Last week was my 88th birthday—yes,
88. I find it hard to believe myself. I am a September child. What does the old rhyme say? “September’s
child has far to go” or is that Thursday’s child has far to go?
I have wondered why people my age like to celebrate
birthdays. Maybe because the alternative is so obvious.
Yet, this birthday, once again, I have thought about
childhood birthdays, and my anguish at never having a birthday party. During the Depression September was no time for birthday parties.
My birth took place in a little shack next to the
railway line – two rooms and a path—and I was the third child, too soon after
the other two, and too soon after having suffered through the famine in the
Ukraine before I was conceived in 1921-22.
Mother had a difficult birth and got up too soon to
can plums, yes, prune plums, for winter was coming.
She began hemorrhaging so her sister-in-law called
the midwife who was more disturbed that she might lose her reputation if her patient died than that a young woman in the prime of life might lose her life and
three young daughters lose their mother and their father his wife.
What she was
trying to do that day was something she and
Dad worked hard at every fall for decades in this new country – get ready for
winter. This would be their second
winter in this new land where they were unfamiliar with the climate, language and customs.
Every year there was canning, bringing in the
garden, getting children ready for
school, buying winter clothing, banking
the house with dirt, making sure the woodpile outside and the coal pile inside were big enough to last until spring and ... the
list was endless. A party with a cake for
a September child was out of the question.
Someone told me that on our birth date instead of
receiving gifts we should give gifts to the one who gave birth to us. Although
Mother is no longer with us today, once again,
I give her thanks for her many gifts to me:
Her
love of reading and expanding her knowledge of the world. For someone who had a meager education in the
Ukraine and learned English as a second language, she enjoyed reading
newspapers, religious literature, and novels.

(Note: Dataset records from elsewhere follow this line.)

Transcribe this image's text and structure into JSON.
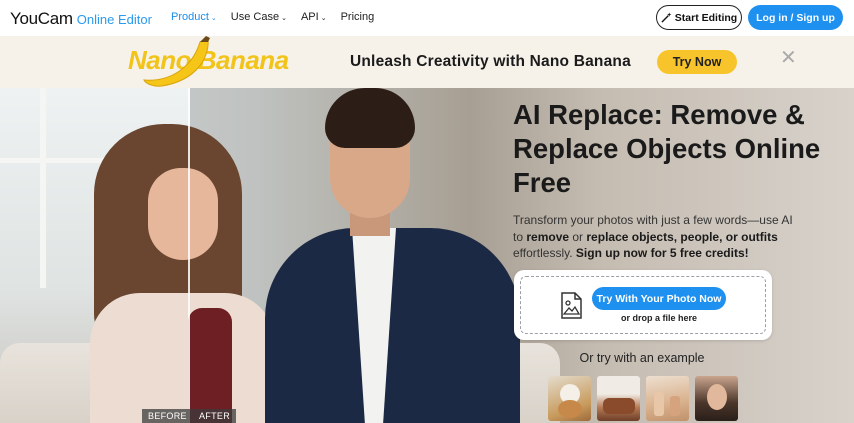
{
  "nav": {
    "logo_main": "YouCam",
    "logo_sub": "Online Editor",
    "menu": [
      {
        "label": "Product",
        "has_dropdown": true,
        "active": true
      },
      {
        "label": "Use Case",
        "has_dropdown": true,
        "active": false
      },
      {
        "label": "API",
        "has_dropdown": true,
        "active": false
      },
      {
        "label": "Pricing",
        "has_dropdown": false,
        "active": false
      }
    ],
    "start_editing": "Start Editing",
    "login": "Log in / Sign up",
    "start_icon": "magic-wand-icon"
  },
  "banner": {
    "logo_text": "Nano Banana",
    "headline": "Unleash Creativity with Nano Banana",
    "cta": "Try Now",
    "close_icon": "close-icon"
  },
  "hero": {
    "title": "AI Replace: Remove & Replace Objects Online Free",
    "desc_part1": "Transform your photos with just a few words—use AI to ",
    "desc_bold1": "remove",
    "desc_part2": " or ",
    "desc_bold2": "replace objects, people, or outfits",
    "desc_part3": " effortlessly. ",
    "desc_bold3": "Sign up now for 5 free credits!",
    "before_label": "BEFORE",
    "after_label": "AFTER",
    "upload_button": "Try With Your Photo Now",
    "drop_text": "or drop a file here",
    "examples_heading": "Or try with an example"
  },
  "colors": {
    "accent": "#1e90ef",
    "banner_yellow": "#f7c52b",
    "banner_bg": "#f6f2ea"
  }
}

I can remember her saying in her 90s: “These are my friends,”
pointing to the newspapers and books lying around her recliner.
Her
skills in homemaking.
She ran a well-organized home. Every task had a purpose. Every meal had a specified
time. Every meal had an organized
plan. Very little food was thrown together
haphazardly. Meals were her gifts of love to us – her family. She loved to cook and bake.
Her
assertiveness.
For a Mennonite woman she was remarkable for her forthrightness about ideas and
actions. I recall a time when in order
to hold the family together she ran a boarding house temporarily She fed the boarders too well to make much
money, and when she didn’t think they did their laundry to suit her standards,
she even did that service for them. But
the family survived until Dad had re-established himself by owning and
operating a store.
Her
love of family.
Family came before all else in her thinking. This included her loyalty to my father to his
dying day, even when he had lost his zest for life. He loved her, not with the words and
flowers popular today, but the unspoken attitude of his life.
Her
interest in theological questions and faith in God. In recent years I have wondered where I got
my unending interest in theological issues.
From her and from my father. Both of them switched loyalties in the
Ukraine from the Kirkliche Mennonite
Church to the Mennonite Brethren and the Allianz, and then while living in
Blaine Lake, Saskatchewan, learned to
live with Russian Baptists, United Church of Canada people, as well as Doukhobors,
Catholics and others. I can not remember
Mother or Father ever making disparaging remarks about these people of different faiths among whom
they lived closely.
Her
love of good conversation. We
could spend a whole afternoon talking together.
I can still hear her saying, “Weisst du, Katie .....”
My gift list is much longer, but I stop here. We are all standing on the shoulders of
those who went before us. Thanks, Mother
and Dad. I wish I had said thanks more often when you were alive.